研究动态
Articles below are published ahead of final publication in an issue. Please cite articles in the following format: authors, (year), title, journal, DOI.

多重空间蛋白质组数据中多个感兴趣区域的统计分析。

Statistical analysis of multiple regions-of-interest in multiplexed spatial proteomics data.

发表日期:2024 Sep 23
作者: Sarah Samorodnitsky, Michael C Wu
来源: BRIEFINGS IN BIOINFORMATICS

摘要:

多重空间蛋白质组学揭示了肿瘤细胞的空间组织,这与生存和治疗反应等重要的临床结果相关。这种空间组织通常使用空间汇总统计数据进行总结,包括 Ripley's K 和 Besag's L。然而,如果对同一肿瘤的多个区域进行成像,则不清楚如何综合与单个患者水平终点的关系。我们评估现有的在将汇总统计数据与结果相关联的情况下容纳多个图像的方法。首先,我们考虑基于平均的方法,其中单个样本的多个摘要被组合成加权平均值。然后,我们提出了一类新颖的集成测试方法,其中我们模拟用于汇总摘要的随机权重,测试与结果的关联,并组合 $P$ 值。我们通过模拟和应用非小细胞肺癌、结直肠癌和三阴性乳腺癌的数据来系统地评估这些方法的性能。我们发现最佳策略各不相同,但基于每个图像中的细胞数量的汇总统计的简单加权平均值通常提供最高功效并有效控制 I 型错误。当成像区域的大小变化时,在变化的大小提供信息的情况下,将这种变化合并到加权聚合中可以产生额外的功效。集成测试(但不是重采样)在模拟数据集中的条件下提供了高功率和 I 类错误控制。© 作者 2024。由牛津大学出版社出版。
Multiplexed spatial proteomics reveals the spatial organization of cells in tumors, which is associated with important clinical outcomes such as survival and treatment response. This spatial organization is often summarized using spatial summary statistics, including Ripley's K and Besag's L. However, if multiple regions of the same tumor are imaged, it is unclear how to synthesize the relationship with a single patient-level endpoint. We evaluate extant approaches for accommodating multiple images within the context of associating summary statistics with outcomes. First, we consider averaging-based approaches wherein multiple summaries for a single sample are combined in a weighted mean. We then propose a novel class of ensemble testing approaches in which we simulate random weights used to aggregate summaries, test for an association with outcomes, and combine the $P$-values. We systematically evaluate the performance of these approaches via simulation and application to data from non-small cell lung cancer, colorectal cancer, and triple negative breast cancer.
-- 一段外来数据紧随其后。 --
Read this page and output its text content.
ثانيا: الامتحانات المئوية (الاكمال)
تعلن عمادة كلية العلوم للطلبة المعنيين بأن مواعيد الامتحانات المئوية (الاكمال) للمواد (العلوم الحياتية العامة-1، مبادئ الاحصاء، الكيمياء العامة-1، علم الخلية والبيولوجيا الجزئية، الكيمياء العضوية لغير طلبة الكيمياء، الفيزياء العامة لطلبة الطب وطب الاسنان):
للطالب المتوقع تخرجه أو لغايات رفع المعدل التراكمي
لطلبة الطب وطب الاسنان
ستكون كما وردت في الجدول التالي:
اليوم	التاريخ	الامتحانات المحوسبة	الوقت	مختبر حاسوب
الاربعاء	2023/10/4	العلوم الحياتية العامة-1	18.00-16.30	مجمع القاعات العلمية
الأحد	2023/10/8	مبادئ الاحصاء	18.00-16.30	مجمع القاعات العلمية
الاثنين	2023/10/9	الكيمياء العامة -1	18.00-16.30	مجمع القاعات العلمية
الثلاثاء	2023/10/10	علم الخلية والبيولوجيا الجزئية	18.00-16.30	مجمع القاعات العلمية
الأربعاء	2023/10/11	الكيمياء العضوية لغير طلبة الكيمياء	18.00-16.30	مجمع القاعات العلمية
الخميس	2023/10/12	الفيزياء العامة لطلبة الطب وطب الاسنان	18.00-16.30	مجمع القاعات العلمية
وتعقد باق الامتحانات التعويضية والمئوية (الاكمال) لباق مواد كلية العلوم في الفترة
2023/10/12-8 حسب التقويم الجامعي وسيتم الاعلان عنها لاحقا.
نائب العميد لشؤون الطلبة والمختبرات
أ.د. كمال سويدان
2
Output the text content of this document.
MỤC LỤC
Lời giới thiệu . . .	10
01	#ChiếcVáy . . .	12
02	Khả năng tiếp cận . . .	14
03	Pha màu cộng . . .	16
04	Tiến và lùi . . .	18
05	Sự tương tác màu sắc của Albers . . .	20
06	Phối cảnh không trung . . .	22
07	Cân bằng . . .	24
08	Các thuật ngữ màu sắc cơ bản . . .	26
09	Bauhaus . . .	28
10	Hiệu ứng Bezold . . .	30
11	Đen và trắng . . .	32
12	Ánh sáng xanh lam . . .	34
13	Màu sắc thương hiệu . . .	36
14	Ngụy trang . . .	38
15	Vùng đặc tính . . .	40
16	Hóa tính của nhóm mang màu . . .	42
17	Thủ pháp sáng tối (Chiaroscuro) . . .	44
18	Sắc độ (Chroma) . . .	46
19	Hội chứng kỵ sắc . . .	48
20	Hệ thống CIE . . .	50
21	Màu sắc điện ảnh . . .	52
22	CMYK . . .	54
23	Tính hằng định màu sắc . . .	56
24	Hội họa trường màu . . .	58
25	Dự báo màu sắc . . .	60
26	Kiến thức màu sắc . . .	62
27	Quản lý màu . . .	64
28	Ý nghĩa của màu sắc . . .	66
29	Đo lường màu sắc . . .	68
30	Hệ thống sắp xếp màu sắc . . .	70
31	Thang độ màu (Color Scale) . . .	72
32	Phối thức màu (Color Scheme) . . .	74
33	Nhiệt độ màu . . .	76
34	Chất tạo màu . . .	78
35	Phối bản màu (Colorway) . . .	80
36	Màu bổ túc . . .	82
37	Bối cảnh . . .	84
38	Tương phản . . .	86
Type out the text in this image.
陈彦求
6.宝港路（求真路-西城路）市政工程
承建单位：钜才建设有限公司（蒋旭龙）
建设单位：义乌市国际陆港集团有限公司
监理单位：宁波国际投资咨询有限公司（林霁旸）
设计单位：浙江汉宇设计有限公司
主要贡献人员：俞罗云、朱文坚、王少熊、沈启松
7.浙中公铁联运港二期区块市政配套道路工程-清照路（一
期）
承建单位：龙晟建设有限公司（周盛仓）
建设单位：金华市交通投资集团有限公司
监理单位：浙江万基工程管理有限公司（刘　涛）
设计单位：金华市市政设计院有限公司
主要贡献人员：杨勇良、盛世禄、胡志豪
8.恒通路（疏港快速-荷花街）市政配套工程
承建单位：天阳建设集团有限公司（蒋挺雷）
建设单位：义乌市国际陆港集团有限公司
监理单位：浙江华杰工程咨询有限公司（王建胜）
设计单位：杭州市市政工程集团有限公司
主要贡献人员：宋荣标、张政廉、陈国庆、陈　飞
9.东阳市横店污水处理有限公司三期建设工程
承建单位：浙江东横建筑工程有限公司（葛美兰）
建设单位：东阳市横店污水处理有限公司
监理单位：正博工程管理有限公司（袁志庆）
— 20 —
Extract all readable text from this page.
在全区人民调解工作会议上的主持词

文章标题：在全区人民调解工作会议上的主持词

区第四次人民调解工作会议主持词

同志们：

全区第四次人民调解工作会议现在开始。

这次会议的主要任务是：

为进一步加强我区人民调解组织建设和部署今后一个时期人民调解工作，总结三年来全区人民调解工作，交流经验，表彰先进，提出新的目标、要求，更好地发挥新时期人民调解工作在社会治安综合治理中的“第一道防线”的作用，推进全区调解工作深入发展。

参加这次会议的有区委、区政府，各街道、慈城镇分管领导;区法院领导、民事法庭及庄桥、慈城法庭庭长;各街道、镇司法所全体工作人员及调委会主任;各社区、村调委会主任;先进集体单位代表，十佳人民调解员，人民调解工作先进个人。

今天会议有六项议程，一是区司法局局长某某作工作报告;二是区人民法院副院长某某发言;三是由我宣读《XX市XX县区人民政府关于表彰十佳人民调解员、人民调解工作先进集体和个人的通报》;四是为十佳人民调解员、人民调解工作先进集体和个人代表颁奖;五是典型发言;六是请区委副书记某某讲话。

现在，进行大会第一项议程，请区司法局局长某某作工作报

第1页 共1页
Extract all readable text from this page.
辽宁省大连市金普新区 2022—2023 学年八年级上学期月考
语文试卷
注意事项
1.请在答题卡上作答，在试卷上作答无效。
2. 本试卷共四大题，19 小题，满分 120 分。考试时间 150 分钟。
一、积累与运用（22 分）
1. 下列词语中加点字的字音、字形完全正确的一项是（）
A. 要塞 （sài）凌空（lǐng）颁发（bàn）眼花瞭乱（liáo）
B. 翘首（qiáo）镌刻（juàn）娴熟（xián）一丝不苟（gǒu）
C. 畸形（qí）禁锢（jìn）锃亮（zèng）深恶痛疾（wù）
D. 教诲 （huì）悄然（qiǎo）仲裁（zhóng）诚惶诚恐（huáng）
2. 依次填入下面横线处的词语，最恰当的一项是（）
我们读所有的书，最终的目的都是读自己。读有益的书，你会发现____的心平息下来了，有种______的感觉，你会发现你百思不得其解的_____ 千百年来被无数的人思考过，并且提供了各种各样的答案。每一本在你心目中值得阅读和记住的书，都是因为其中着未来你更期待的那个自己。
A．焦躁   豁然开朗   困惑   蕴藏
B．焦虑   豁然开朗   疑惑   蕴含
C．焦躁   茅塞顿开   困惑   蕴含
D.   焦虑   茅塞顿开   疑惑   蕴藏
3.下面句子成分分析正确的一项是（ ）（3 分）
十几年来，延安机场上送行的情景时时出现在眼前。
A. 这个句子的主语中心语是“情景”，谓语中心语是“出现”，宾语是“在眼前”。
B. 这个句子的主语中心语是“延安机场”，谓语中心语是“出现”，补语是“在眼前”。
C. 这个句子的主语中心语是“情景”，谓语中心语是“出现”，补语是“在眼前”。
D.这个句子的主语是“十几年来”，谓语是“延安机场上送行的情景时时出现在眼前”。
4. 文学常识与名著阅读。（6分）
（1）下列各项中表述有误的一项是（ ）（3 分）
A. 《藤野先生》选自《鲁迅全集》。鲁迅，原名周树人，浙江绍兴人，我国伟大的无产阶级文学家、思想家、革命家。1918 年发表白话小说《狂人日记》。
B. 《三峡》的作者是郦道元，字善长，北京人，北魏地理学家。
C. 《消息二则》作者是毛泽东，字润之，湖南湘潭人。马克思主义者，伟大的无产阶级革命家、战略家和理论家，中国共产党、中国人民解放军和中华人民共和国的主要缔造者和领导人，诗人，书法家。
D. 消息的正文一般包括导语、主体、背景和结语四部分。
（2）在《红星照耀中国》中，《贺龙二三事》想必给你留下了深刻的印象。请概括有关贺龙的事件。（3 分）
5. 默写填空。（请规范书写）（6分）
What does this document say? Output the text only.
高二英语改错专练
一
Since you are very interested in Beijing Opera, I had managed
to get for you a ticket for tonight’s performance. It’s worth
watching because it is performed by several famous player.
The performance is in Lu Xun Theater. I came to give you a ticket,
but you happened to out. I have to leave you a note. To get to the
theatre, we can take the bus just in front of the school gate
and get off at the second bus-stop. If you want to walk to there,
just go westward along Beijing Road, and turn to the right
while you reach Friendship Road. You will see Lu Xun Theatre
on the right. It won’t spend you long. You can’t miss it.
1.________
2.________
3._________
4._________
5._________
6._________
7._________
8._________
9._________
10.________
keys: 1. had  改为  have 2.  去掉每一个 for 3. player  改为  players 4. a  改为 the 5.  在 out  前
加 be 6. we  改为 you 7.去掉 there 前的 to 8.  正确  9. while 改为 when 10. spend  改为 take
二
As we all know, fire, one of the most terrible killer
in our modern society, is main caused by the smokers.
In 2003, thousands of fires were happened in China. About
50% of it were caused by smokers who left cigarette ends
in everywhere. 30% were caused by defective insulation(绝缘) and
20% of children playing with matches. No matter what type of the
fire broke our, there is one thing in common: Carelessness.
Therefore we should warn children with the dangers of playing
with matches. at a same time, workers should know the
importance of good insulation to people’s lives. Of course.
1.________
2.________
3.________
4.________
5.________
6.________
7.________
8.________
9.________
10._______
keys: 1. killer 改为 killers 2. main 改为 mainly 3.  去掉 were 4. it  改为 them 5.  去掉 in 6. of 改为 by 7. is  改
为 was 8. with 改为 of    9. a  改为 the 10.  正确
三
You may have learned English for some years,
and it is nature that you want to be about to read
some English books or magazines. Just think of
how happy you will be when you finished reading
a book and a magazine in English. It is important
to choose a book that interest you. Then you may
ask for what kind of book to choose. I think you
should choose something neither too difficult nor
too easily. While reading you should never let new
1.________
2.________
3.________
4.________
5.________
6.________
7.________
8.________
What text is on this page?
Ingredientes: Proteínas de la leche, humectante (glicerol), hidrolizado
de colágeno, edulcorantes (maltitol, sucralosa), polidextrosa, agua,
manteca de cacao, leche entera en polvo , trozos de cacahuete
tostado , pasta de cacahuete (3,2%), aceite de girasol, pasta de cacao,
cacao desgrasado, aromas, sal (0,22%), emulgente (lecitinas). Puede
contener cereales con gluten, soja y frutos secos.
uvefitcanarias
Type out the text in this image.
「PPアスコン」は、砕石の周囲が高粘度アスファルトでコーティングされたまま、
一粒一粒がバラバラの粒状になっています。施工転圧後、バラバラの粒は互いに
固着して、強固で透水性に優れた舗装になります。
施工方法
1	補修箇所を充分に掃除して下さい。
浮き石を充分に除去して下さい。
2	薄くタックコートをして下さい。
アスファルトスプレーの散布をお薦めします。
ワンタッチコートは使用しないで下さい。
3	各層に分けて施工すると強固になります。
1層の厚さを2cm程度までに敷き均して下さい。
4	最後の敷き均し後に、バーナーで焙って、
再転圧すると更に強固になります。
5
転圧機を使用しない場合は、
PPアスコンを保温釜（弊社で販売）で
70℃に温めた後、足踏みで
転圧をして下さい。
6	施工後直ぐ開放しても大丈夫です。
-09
We find that the optimal strategy varies, but a simple weighted average of the summary statistics based on the number of cells in each image often offers the highest power and controls type I error effectively. When the size of the imaged regions varies, incorporating this variation into the weighted aggregation may yield additional power in cases where the varying size is informative. Ensemble testing (but not resampling) offered high power and type I error control across conditions in our simulated data sets.© The Author(s) 2024. Published by Oxford University Press.